Arm workouts will focus on developing your biceps and triceps primarily, but also your forearms. There are many different exercises you can perform to build these muscles up, allowing you to keep your workouts varied and more interesting.

Whether you want to do bodyweight exercises, use free weights or weight machines at a gym, there are loads of great ways to do a successful arm workout.

In an ideal world, your biceps and triceps will be worked equally in every workout, but this is not always the case. For example, dips will work your triceps much more than your biceps, so it is important to vary your workouts to train up all the muscles evenly.

Workout options

Press ups are one of the easiest ways to get strong, toned arms, as they require no equipment and little space. Pull ups are another great way to get stronger arms, if you have access to a chin up bar, and dips are also very beneficial.

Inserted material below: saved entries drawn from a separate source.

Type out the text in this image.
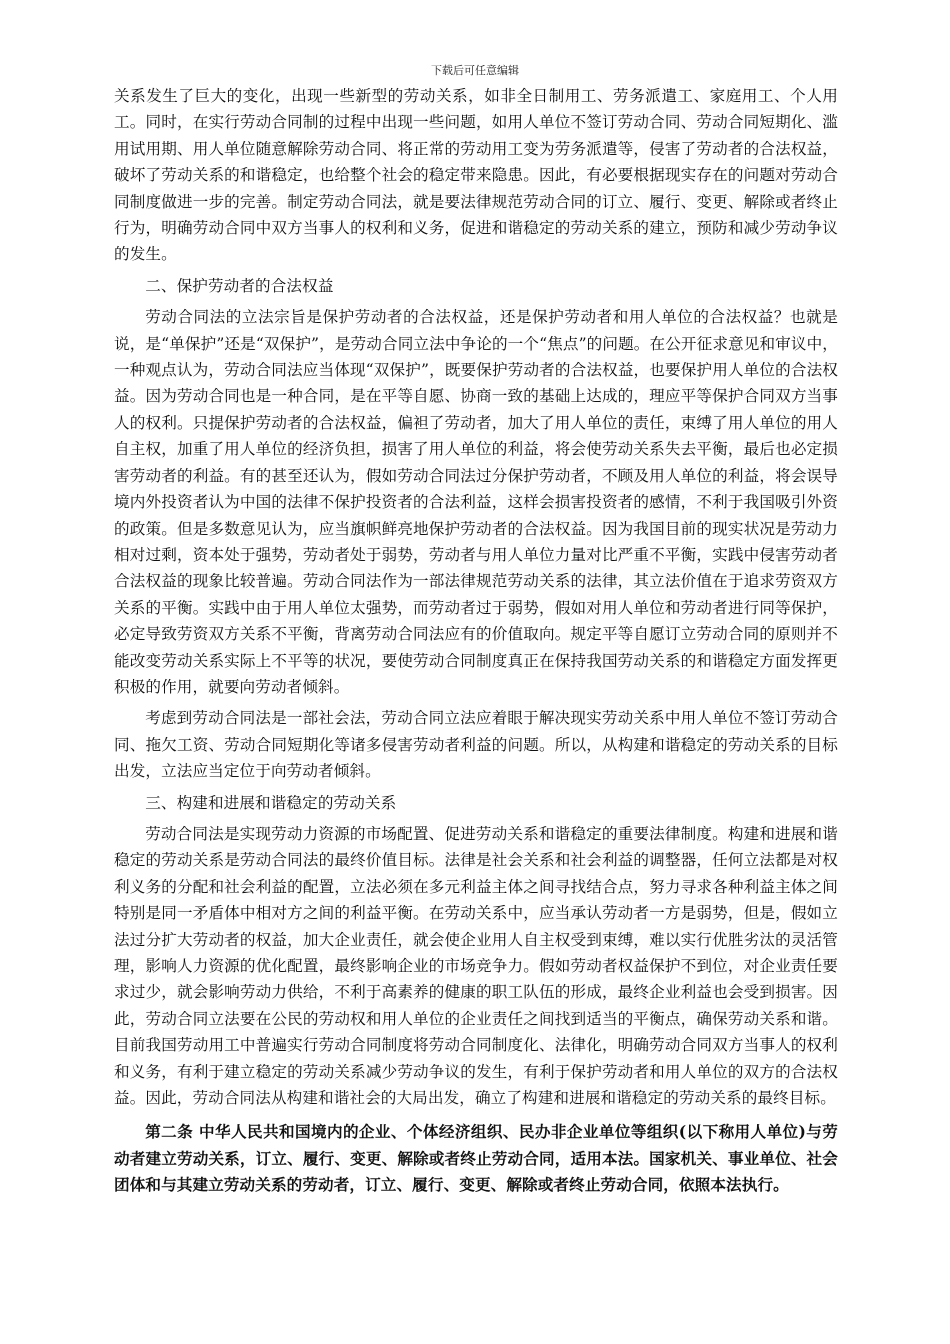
下载后可任意编辑

关系发生了巨大的变化，出现一些新型的劳动关系，如非全日制用工、劳务派遣工、家庭用工、个人用工。同时，在实行劳动合同制的过程中出现一些问题，如用人单位不签订劳动合同、劳动合同短期化、滥用试用期、用人单位随意解除劳动合同、将正常的劳动用工变为劳务派遣等，侵害了劳动者的合法权益，破坏了劳动关系的和谐稳定，也给整个社会的稳定带来隐患。因此，有必要根据现实存在的问题对劳动合同制度做进一步的完善。制定劳动合同法，就是要法律规范劳动合同的订立、履行、变更、解除或者终止行为，明确劳动合同中双方当事人的权利和义务，促进和谐稳定的劳动关系的建立，预防和减少劳动争议的发生。

二、保护劳动者的合法权益

劳动合同法的立法宗旨是保护劳动者的合法权益，还是保护劳动者和用人单位的合法权益？也就是说，是“单保护”还是“双保护”，是劳动合同立法中争论的一个“焦点”的问题。在公开征求意见和审议中，一种观点认为，劳动合同法应当体现“双保护”，既要保护劳动者的合法权益，也要保护用人单位的合法权益。因为劳动合同也是一种合同，是在平等自愿、协商一致的基础上达成的，理应平等保护合同双方当事人的权利。只提保护劳动者的合法权益，偏袒了劳动者，加大了用人单位的责任，束缚了用人单位的用人自主权，加重了用人单位的经济负担，损害了用人单位的利益，将会使劳动关系失去平衡，最后也必定损害劳动者的利益。有的甚至还认为，假如劳动合同法过分保护劳动者，不顾及用人单位的利益，将会误导境内外投资者认为中国的法律不保护投资者的合法利益，这样会损害投资者的感情，不利于我国吸引外资的政策。但是多数意见认为，应当旗帜鲜亮地保护劳动者的合法权益。因为我国目前的现实状况是劳动力相对过剩，资本处于强势，劳动者处于弱势，劳动者与用人单位力量对比严重不平衡，实践中侵害劳动者合法权益的现象比较普遍。劳动合同法作为一部法律规范劳动关系的法律，其立法价值在于追求劳资双方关系的平衡。实践中由于用人单位太强势，而劳动者过于弱势，假如对用人单位和劳动者进行同等保护，必定导致劳资双方关系不平衡，背离劳动合同法应有的价值取向。规定平等自愿订立劳动合同的原则并不能改变劳动关系实际上不平等的状况，要使劳动合同制度真正在保持我国劳动关系的和谐稳定方面发挥更积极的作用，就要向劳动者倾斜。

考虑到劳动合同法是一部社会法，劳动合同立法应着眼于解决现实劳动关系中用人单位不签订劳动合同、拖欠工资、劳动合同短期化等诸多侵害劳动者利益的问题。所以，从构建和谐稳定的劳动关系的目标出发，立法应当定位于向劳动者倾斜。

三、构建和进展和谐稳定的劳动关系

劳动合同法是实现劳动力资源的市场配置、促进劳动关系和谐稳定的重要法律制度。构建和进展和谐稳定的劳动关系是劳动合同法的最终价值目标。法律是社会关系和社会利益的调整器，任何立法都是对权利义务的分配和社会利益的配置，立法必须在多元利益主体之间寻找结合点，努力寻求各种利益主体之间特别是同一矛盾体中相对方之间的利益平衡。在劳动关系中，应当承认劳动者一方是弱势，但是，假如立法过分扩大劳动者的权益，加大企业责任，就会使企业用人自主权受到束缚，难以实行优胜劣汰的灵活管理，影响人力资源的优化配置，最终影响企业的市场竞争力。假如劳动者权益保护不到位，对企业责任要求过少，就会影响劳动力供给，不利于高素养的健康的职工队伍的形成，最终企业利益也会受到损害。因此，劳动合同立法要在公民的劳动权和用人单位的企业责任之间找到适当的平衡点，确保劳动关系和谐。目前我国劳动用工中普遍实行劳动合同制度将劳动合同制度化、法律化，明确劳动合同双方当事人的权利和义务，有利于建立稳定的劳动关系减少劳动争议的发生，有利于保护劳动者和用人单位的双方的合法权益。因此，劳动合同法从构建和谐社会的大局出发，确立了构建和进展和谐稳定的劳动关系的最终目标。

第二条 中华人民共和国境内的企业、个体经济组织、民办非企业单位等组织(以下称用人单位)与劳动者建立劳动关系，订立、履行、变更、解除或者终止劳动合同，适用本法。国家机关、事业单位、社会团体和与其建立劳动关系的劳动者，订立、履行、变更、解除或者终止劳动合同，依照本法执行。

However, if you want to get bigger arms, you will probably benefit most from some form of weight resistance, either in the form of dumbbells, a kettlebell, or using weight machines which work the upper body.

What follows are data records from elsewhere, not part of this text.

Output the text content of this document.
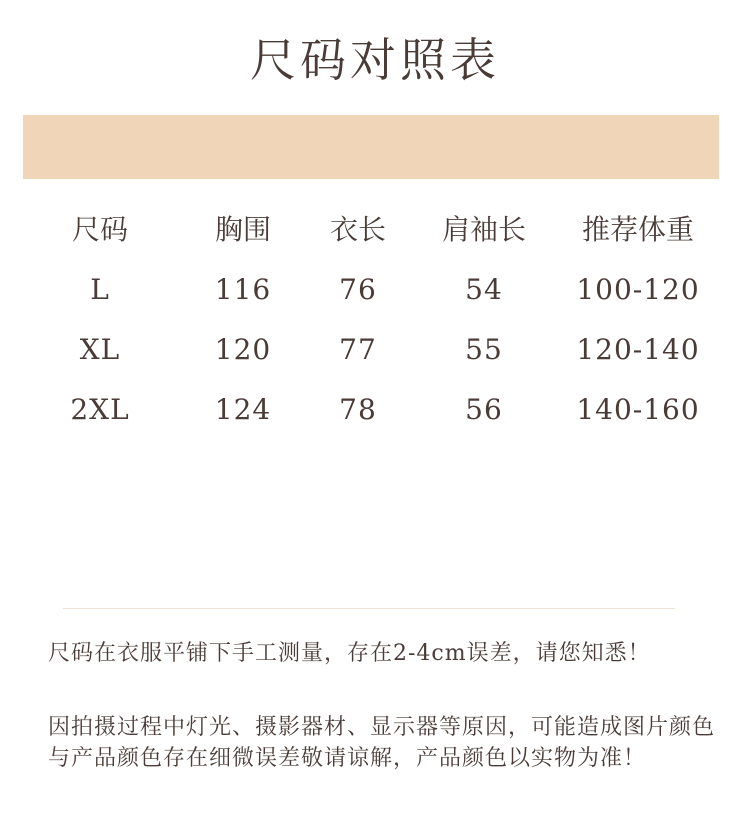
尺码对照表
尺码	胸围	衣长	肩袖长	推荐体重
L	116	76	54	100-120
XL	120	77	55	120-140
2XL	124	78	56	140-160
尺码在衣服平铺下手工测量，存在2-4cm误差，请您知悉！
因拍摄过程中灯光、摄影器材、显示器等原因，可能造成图片颜色与产品颜色存在细微误差敬请谅解，产品颜色以实物为准！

One advantage of using weights, compared to bodyweight exercises, is that you can typically make the same gains in a quicker period of time. If you just want general strength and tone, you will be fine with bodyweight/calisthenic workouts, but if you want a good level of strength by a certain time, weights will be more beneficial.

For the best results, make sure all movements are controlled throughout your workouts. If you can’t do a repetition with perfect form, you risk an injury, which can delay your gains further.

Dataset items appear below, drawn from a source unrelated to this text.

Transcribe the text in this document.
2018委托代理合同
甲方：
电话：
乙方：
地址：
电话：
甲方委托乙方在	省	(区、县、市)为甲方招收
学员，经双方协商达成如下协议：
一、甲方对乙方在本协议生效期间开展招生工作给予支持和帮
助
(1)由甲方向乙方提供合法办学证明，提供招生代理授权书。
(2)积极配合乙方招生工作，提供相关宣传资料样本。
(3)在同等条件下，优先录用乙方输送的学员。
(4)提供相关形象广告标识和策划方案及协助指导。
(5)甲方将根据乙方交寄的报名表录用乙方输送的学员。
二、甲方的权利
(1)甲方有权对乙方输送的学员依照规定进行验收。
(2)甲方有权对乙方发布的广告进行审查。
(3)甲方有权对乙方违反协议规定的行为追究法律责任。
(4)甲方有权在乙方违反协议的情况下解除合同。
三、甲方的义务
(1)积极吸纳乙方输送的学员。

Below are some bodyweight exercises you can do – almost anywhere – to get stronger arms, and you can also wear a weight vest to increase the difficulty if you wish. Our weight machines page has instructions on how to get stronger arms in the gym, and our kettlebell page also has information on arm exercises.

How to do:

Press ups

Lie face down on the floor, with your legs straight, feet close together and toes pointed down into the floor. Have your elbows bent, placing your hands slightly out to the sides of your chest.

Push against the ground by extending your arms, lifting your body up off the floor, with your back straight. You should now be supported by just your arms and your feet. This is the starting position.

Maintaining this straight posture, bend your arms, lowering your body down to the floor, until your chest is just off the floor. Use your toes to keep stable throughout.

Push back up, extending your arms, returning you to the starting position and resulting in the completion of one repetition.

Diamond press ups/Narrow press ups

You can target different muscles more depending on the position of your hands during press ups. This variation works your triceps more than a normal press up does.

Take the same starting position as for a normal press up, but place your hands in the middle of your chest, just a few inches apart, or touch your index fingers and thumbs together to form a diamond shape.

Keep the same posture that you would have for a normal press up, and perform it in the same way. Keep your arms tucked in, tight to your body, as best as you can, and lower yourself down before returning back to the starting position, resulting in the completion of one rep.

Raised/Elevated press ups

There are many variations of raised, or elevated, press ups, which mean that part of your body is raised up off the floor. Using a box as an example, you can place your feet on a box to raise them off the floor, you could raise just one foot, or you could raise one hand.

All of these changes can increase the difficulty of the workout, as well as engaging other muscle groups, such as your core, making your workout even more effective.

These press ups will be performed with the same technique as normal press ups – a straight back and a stable posture.

One-arm press ups

If you have built up your strength to a good level, and have a strong core, you can try a one-arm press up.

Get into the same starting position as for normal press ups, but place your feet wider apart (more than hip width apart). Tuck one arm behind your back, putting your weight onto the one arm being used.

Carefully lower yourself down, bending your arm, and engaging your core to remain stable throughout. When your chest is just slightly above the floor, then push your body back up to the starting position.


Using an object such as a bench, you can complete triceps dips. Ideally you will have another object to put your feet on, meaning you are completely off the ground, but you can still do this workout with your feet on the floor. Be careful of which object you use, making sure it is stable and strong enough to fully support your weight, and without tipping over.

The higher your feet are, the harder the exercise will be. If you are competent at this exercise, your feet will ideally be on an object the same height as the one your hands are on. This workout will target your triceps and forearms very well.

In this example, two identical benches are used with a gap between them.

You will need to hold onto one bench and put your feet on the other. Facing away from the bench that you will put your hands on, place your hands on close to your sides, with your fingertips over the edge.

Place your feet on the opposite bench, with your legs fully extended, and your arms fully extended too, holding yourself in the starting position.

You then lower your body down, bending your arms until your elbows are at a 90 degree angle, keeping your arms tucked in close to your body, rather than bending them out to the sides.

Once you have reached this lowered position, you then extend your arms again, lifting your body back up into the starting position, resulting in the completion of one rep.